There are easy examples showing that one cannot get by using $2$ subsets only. Statement $(S)$ can be proved using the axiom of choice.
Question. Does $(S)$ imply (AC)?
Best Answer
The three-set lemma is listed as form 285 in Howard and Rubin's "Consequences of the axiom of choice". According to their book, the earliest appearance seems to be a problem in a 1963 issue of the American Mathematical Monthly (problem 5077).

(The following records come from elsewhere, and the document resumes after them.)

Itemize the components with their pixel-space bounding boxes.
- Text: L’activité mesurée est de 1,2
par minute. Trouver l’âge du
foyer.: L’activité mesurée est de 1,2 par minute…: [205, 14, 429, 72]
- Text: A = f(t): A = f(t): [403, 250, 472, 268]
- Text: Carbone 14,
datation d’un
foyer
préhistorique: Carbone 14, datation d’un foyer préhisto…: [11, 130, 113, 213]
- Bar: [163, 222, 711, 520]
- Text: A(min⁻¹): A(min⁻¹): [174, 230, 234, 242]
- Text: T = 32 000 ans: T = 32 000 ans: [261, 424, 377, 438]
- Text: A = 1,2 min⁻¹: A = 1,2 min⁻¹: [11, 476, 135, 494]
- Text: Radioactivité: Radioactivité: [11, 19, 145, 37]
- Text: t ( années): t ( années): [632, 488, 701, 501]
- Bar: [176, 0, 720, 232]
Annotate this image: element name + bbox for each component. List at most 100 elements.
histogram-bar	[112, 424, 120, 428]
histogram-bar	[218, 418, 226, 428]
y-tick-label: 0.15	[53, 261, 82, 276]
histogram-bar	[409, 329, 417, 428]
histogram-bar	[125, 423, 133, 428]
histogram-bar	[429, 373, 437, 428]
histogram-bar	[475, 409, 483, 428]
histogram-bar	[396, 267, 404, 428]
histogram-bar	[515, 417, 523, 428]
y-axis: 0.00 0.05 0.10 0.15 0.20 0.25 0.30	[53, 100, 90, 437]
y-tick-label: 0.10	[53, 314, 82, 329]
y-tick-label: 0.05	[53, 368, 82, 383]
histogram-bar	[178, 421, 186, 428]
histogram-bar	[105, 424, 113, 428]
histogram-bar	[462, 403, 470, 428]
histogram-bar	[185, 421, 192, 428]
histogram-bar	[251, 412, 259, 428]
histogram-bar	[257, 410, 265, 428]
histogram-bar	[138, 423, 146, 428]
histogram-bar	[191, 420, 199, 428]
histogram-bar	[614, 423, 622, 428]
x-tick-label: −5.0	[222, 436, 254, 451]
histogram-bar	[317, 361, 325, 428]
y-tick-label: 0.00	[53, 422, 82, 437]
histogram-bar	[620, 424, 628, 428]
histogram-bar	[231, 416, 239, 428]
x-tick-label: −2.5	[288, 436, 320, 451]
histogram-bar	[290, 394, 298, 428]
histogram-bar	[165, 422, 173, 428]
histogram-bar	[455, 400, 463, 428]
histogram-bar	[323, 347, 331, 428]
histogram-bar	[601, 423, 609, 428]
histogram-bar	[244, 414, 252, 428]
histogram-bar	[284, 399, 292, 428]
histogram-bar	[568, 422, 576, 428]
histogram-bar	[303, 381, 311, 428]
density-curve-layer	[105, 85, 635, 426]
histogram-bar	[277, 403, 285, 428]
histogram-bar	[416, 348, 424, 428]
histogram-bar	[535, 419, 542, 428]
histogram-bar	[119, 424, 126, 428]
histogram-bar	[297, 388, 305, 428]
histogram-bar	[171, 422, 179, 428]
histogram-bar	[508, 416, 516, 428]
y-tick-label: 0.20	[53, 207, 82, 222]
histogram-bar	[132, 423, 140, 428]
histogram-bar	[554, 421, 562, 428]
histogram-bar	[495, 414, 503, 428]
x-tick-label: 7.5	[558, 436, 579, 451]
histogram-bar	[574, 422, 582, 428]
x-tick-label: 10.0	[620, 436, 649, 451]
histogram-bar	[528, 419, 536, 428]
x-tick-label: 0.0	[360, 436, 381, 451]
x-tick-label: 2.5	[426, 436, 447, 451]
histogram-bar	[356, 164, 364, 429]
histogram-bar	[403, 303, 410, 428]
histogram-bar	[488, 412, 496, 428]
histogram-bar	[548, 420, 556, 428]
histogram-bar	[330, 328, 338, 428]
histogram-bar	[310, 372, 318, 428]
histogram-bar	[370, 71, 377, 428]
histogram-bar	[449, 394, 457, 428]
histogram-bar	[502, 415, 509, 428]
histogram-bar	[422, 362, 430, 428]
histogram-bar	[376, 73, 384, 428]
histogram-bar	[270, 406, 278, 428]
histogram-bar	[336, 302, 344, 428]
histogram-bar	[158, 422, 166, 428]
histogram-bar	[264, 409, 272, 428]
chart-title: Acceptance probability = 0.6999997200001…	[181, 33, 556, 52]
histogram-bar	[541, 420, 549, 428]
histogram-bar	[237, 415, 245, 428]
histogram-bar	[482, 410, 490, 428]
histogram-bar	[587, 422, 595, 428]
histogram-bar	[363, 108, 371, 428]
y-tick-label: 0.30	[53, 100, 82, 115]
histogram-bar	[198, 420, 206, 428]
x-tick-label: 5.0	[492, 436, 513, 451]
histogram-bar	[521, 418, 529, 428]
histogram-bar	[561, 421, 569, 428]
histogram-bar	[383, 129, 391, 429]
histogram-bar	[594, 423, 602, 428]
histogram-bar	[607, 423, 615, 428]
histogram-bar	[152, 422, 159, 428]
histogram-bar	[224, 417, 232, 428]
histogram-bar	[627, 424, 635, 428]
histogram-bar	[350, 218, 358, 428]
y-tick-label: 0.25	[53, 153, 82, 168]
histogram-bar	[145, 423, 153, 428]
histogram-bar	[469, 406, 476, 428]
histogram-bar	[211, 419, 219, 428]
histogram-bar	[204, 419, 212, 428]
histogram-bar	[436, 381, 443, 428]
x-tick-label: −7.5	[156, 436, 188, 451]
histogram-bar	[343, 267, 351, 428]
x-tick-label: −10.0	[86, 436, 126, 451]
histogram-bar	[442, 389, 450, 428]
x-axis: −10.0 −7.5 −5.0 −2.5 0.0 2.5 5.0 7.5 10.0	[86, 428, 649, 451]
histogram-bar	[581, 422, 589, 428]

As mentioned already in the comments by Emil Jerabek, this form of choice is not equivalent to full AC, but already follows from the Boolean prime ideal theorem (BPI). However, it is not equivalent to BPI either, since it already follows from the ordering principle (every set can be linearly ordered), which readily implies the axiom of choice for families of finite sets, and this latter implies the three-set lemma in question as shown by Wisniewski ("On functions without fixed points", Comment. Math. Prace Mat vol 17, pp. 227-228, 1973); as proved by Mathias turning a Fraenkel-Mostowski model into a model of ZF, the ordering principle does not imply BPI.